Help me solve $\lim_{n \to \infty } \frac{e^{in} - e^{-in}}{n} $ for my exam preparation

Question

I'm trying to solve or determine if this complex succession exist: $$\lim_{n \to \infty } \frac{e^{in} - e^{-in}}{n} $$

What I first realized is that the top part of the equation kind of looks like $sen(n) $,

$$\sin(n) = \frac{e^{in} - e^{-in}}{2i} $$

The only part that is missing is $ \frac{1}{2i}$. So maybe, to solve it I have to use something related to that.

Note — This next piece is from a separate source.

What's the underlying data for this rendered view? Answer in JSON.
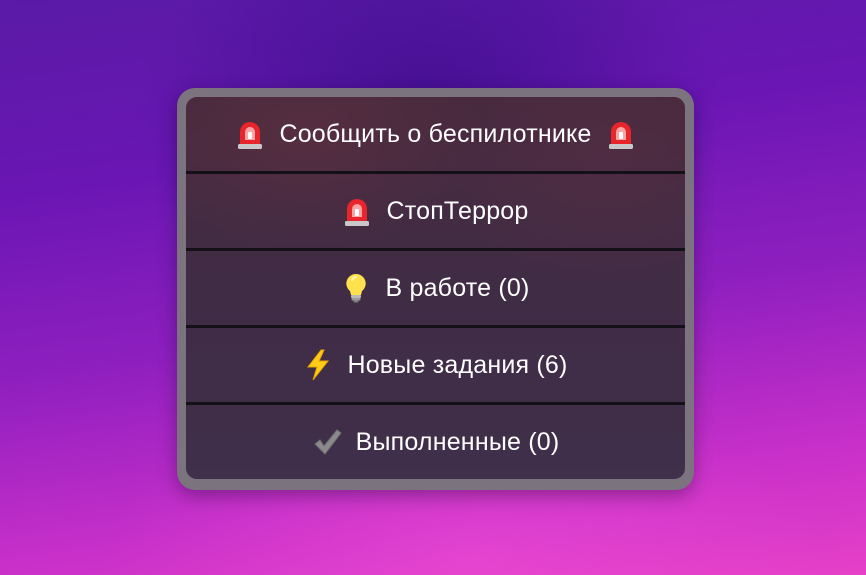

The other idea that I had was, maybe I need to divide everything by $n$ in order to "get rid of" the denominador but I can not see what that is going to help me later.

Thank you for your time

Answer 1

You do not need the $\sin$ because $|e^{ix}|=1$ for all $x \in \mathbb{R}$.

Hence

$$\left|\frac{e^{in} - e^{-in}}{n} \right|\leq \frac{|e^{in}| + |e^{-in}|}{n} = \frac{2}{n}\stackrel{n\to \infty}{\longrightarrow}0$$

Answer 2

We have that

$$\frac{e^{in} - e^{-in}}{n}=\frac{e^{in} - e^{-in}}{2i}\frac{2i}{n}=2i\frac{\sin n}{n}$$

or also since $z-\bar z=2i \Im(z)$

$$\frac{e^{in} - e^{-in}}{n}=\frac{2i\Im(e^{in})}{n}$$

and then

$$\left|\frac{e^{in} - e^{-in}}{n}\right|\le \frac2n\to 0$$